La soggettività è ciò che rende ciascuno di noi consapevole di chi è e di che cosa pensa. Per Damasio è il pilastro della mente e l’elemento centrale della coscienza: senza di essa non sarebbero possibili né la riflessione, né il discernimento, né la creatività. È il punto di vista personale e unico da cui ogni individuo esperisce il mondo.

Perché i sentimenti sono così importanti per la coscienza?

Perché i dati sperimentali mostrano che non può esistere una coscienza senza sentimenti. Essi sono i rappresentanti mentali dell’omeostasi, cioè della regolazione della vita, e senza di loro non ci sarebbero mai stati conoscenza, cultura, arte o affetti. Il sentimento non è un ostacolo alla ragione, ma uno dei suoi fondamenti.

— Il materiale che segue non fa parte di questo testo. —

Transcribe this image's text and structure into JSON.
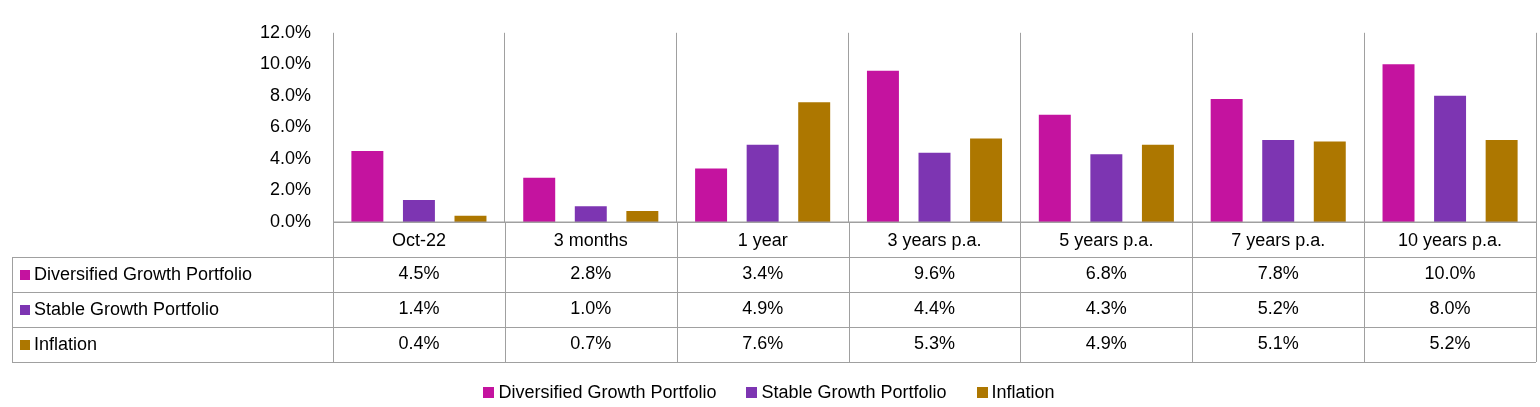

Dove ha sede la coscienza nel cervello?

Non in un unico centro. Se una prima ipotesi (Penfield) la collocava nel tronco encefalico, gli studi successivi hanno mostrato che la coscienza è distribuita in più aree del cervello, che opera in modo globale. La mente cosciente è considerata personale, privata e unica, con eventi mentali equivalenti a eventi cerebrali.

Che cos’è l’omeostasi e perché Damasio la definisce motore dell’evoluzione?

L’omeostasi è il processo dinamico di regolazione dell’ambiente interno di un organismo, teorizzato dal fisiologo Claude Bernard. Damasio la considera il motore dell’evoluzione perché è presente in ogni forma di vita, dalle cellule alle piante fino all’uomo, e perché i sentimenti ne sono l’espressione mentale: da questa regolazione della vita emerge, nel corso dell’evoluzione, la mente stessa.

La coscienza non è un’isola separata dal corpo, ma nasce dalla regolazione stessa della vita. Soggettività e sentimenti, lungi dall’essere accessori della ragione, ne sono le radici profonde, condivise lungo una linea che va dalle cellule più semplici alla cultura umana. Comprendere come il cervello costruisca la mente resta un’impresa incompiuta, e proprio in questa incompiutezza vive la sfida più affascinante delle neuroscienze.